特に、空のオブジェクトを作成するつもりで{}
という文字列リテラルで作成したオブジェクトは、実際にはプロトタイプメソッドを継承している。
console.log({}['__proto__'])
// {constructor: ƒ, __defineGetter__: ƒ, __defineSetter__: ƒ, hasOwnProperty: ƒ, __lookupGetter__: ƒ, …}
これらのプロパティへ値を代入する操作は、エラーこそ吐かないが実際にはその値は代入されない。
obj = {}
obj['__proto__'] = "Hello"
console.log(obj['__proto__'])
// {constructor: ƒ, __defineGetter__: ƒ, __defineSetter__: ƒ, hasOwnProperty: ƒ, __lookupGetter__: ƒ, …}
// ↑ 値が変わっていない!
対処法
このような問題を避けるには、Null オブジェクトをプロトタイプとしたカスタムオブジェクトを Object.create()

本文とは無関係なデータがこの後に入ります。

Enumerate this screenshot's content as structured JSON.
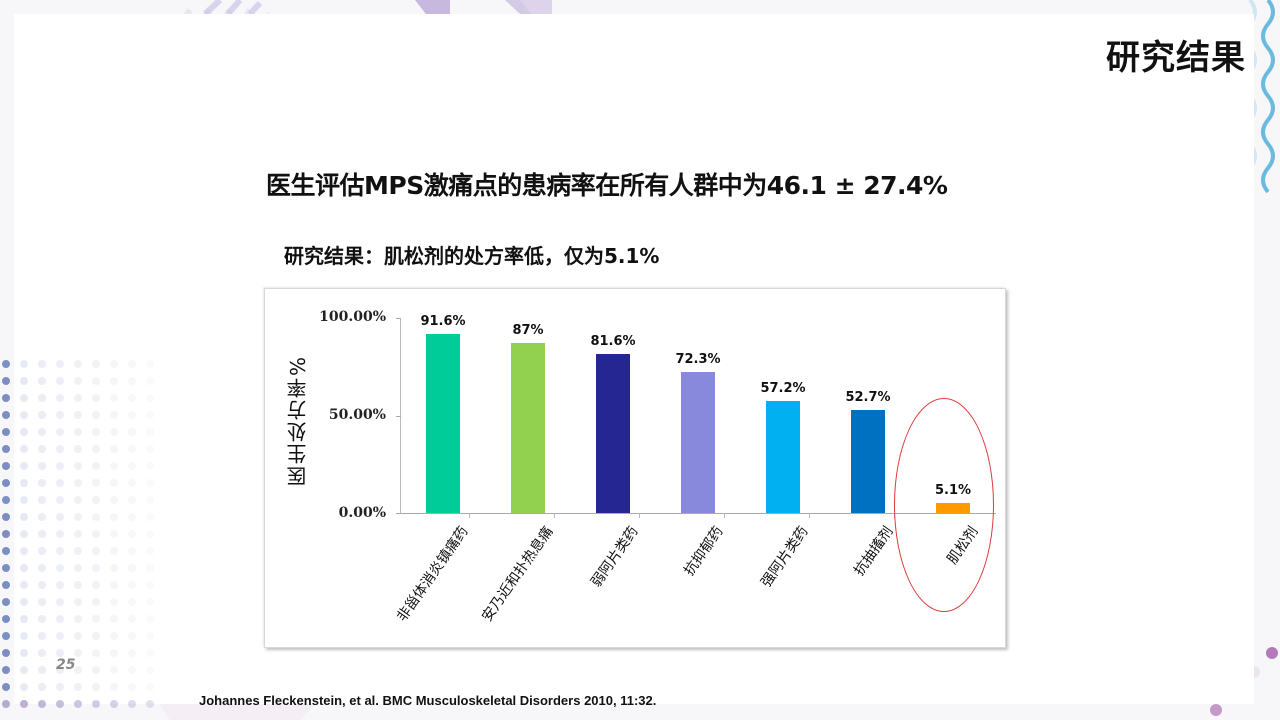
{
  "slide": {
    "title": "研究结果",
    "headline": "医生评估MPS激痛点的患病率在所有人群中为46.1 ± 27.4%",
    "subheadline": "研究结果：肌松剂的处方率低，仅为5.1%",
    "page_number": "25",
    "citation": "Johannes Fleckenstein, et al. BMC Musculoskeletal Disorders 2010, 11:32."
  },
  "chart": {
    "ylabel": "医生处方率%",
    "yticks": [
      "100.00%",
      "50.00%",
      "0.00%"
    ],
    "categories": [
      "非甾体消炎镇痛药",
      "安乃近和扑热息痛",
      "弱阿片类药",
      "抗抑郁药",
      "强阿片类药",
      "抗抽搐剂",
      "肌松剂"
    ],
    "value_labels": [
      "91.6%",
      "87%",
      "81.6%",
      "72.3%",
      "57.2%",
      "52.7%",
      "5.1%"
    ],
    "colors": [
      "#00cc99",
      "#92d050",
      "#262693",
      "#8888dd",
      "#00b0f0",
      "#0070c0",
      "#ff9900"
    ],
    "highlight_color": "#e03a3a"
  },
  "chart_data": {
    "type": "bar",
    "title": "",
    "xlabel": "",
    "ylabel": "医生处方率%",
    "categories": [
      "非甾体消炎镇痛药",
      "安乃近和扑热息痛",
      "弱阿片类药",
      "抗抑郁药",
      "强阿片类药",
      "抗抽搐剂",
      "肌松剂"
    ],
    "values": [
      91.6,
      87.0,
      81.6,
      72.3,
      57.2,
      52.7,
      5.1
    ],
    "value_labels": [
      "91.6%",
      "87%",
      "81.6%",
      "72.3%",
      "57.2%",
      "52.7%",
      "5.1%"
    ],
    "ylim": [
      0,
      100
    ],
    "yticks": [
      0,
      50,
      100
    ],
    "ytick_labels": [
      "0.00%",
      "50.00%",
      "100.00%"
    ],
    "grid": false,
    "legend": "none",
    "annotations": [
      "red ellipse highlighting 肌松剂 (5.1%)"
    ]
  }
}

メソッドで作成する方法が有効である。かくして作成されたオブジェクトは、プロトタイプを持たないので、参照しても undefined
になる。
console.log(Object.create(null)['__proto__'])
// undefined
カスタムオブジェクトと Null オブジェクト
https://developer.mozilla.org/ja/docs/Web/JavaScript/Reference/Global_Objects/Object/create#カスタムオブジェクトとnullオブジェクト
Map を利用しよう
他方、この方法でオブジェクトを生成すると、本来オブジェクトに適用できるはずの一部のプロトタイプメソッドが使えなくなってしまうデメリットも存在するし、基本的にパフォーマンスが低下するそうなので、基本的にユニークなキー名とそれに対する値のペアを作りたいときには Map
というデータ構造をつかうのがよさそう。
なお、MDNは Map とオブジェクトがどう違うかを懇切丁寧に比較してくれているので、ぜひ読んでみよう。
Object と Map の比較
https://developer.mozilla.org/ja/docs/Web/JavaScript/Reference/Global_Objects/Map#object_とmapの比較
まとめ
JavaScriptのオブジェクトをPythonの辞書やPHPの連想配列と同じような感覚で使うと、思わぬ陥穽にハマってしまうので注意すること。